Among the leading Italian composers in the so-called ‘generazione dell’Ottanta’, 1 Gian Francesco Malipiero was always the most prolific, the most capriciously uneven, and the most purely instinctive. If Pizzetti’s development was consciously guided, up to a point, by his philosophical and dramatic ideals (reflecting his association with the ‘vocian’ movement, with Bastianelli, etc. 2 ), and if the young Casella derived creative stimulus from his wide-ranging quasi-scientific interests in the styles of others and in the sheer ‘mechanics’ of music, 3 Malipiero’s torrential output may seem, at bottom, to have orginated simply from an irrepressible inner urge to compose, compared with which external, environmental factors appear secondary.
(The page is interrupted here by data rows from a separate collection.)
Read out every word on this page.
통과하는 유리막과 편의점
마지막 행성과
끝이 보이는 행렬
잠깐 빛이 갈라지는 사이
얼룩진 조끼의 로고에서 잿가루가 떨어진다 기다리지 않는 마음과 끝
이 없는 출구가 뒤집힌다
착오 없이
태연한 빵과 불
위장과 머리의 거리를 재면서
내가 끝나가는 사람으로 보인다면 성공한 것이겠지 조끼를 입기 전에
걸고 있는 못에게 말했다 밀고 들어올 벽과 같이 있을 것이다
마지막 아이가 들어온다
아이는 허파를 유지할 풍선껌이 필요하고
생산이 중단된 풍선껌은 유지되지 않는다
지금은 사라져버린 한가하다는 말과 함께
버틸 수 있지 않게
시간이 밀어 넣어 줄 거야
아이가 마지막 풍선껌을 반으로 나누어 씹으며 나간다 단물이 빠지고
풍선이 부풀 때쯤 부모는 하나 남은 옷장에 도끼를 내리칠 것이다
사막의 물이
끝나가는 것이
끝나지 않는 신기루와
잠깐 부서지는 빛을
Of few composers can it more truly be said that music came to them ‘as leaves to a tree’, and this uninhibited creative spontaneity, not always matched by adequate self-criticism, is one basic reason for some of the more disconcerting, but also some of the most rewarding, aspects of his art. There can be little doubt that Malipiero was, in a deep sense, the most original Italian composer of his generation: idiosyncratically personal factors played a proportionately greater part in moulding his stylistic development than was the case with Pizzetti or Casella, or indeed with Respighi, Alfano, Zandonai or any of his other immediate Italian contemporaries. It therefore seems appropriate to begin this part of our study by focusing on certain general aspects of his unusual psychological makeup, and on the ways in which they evidently influenced his creative choices.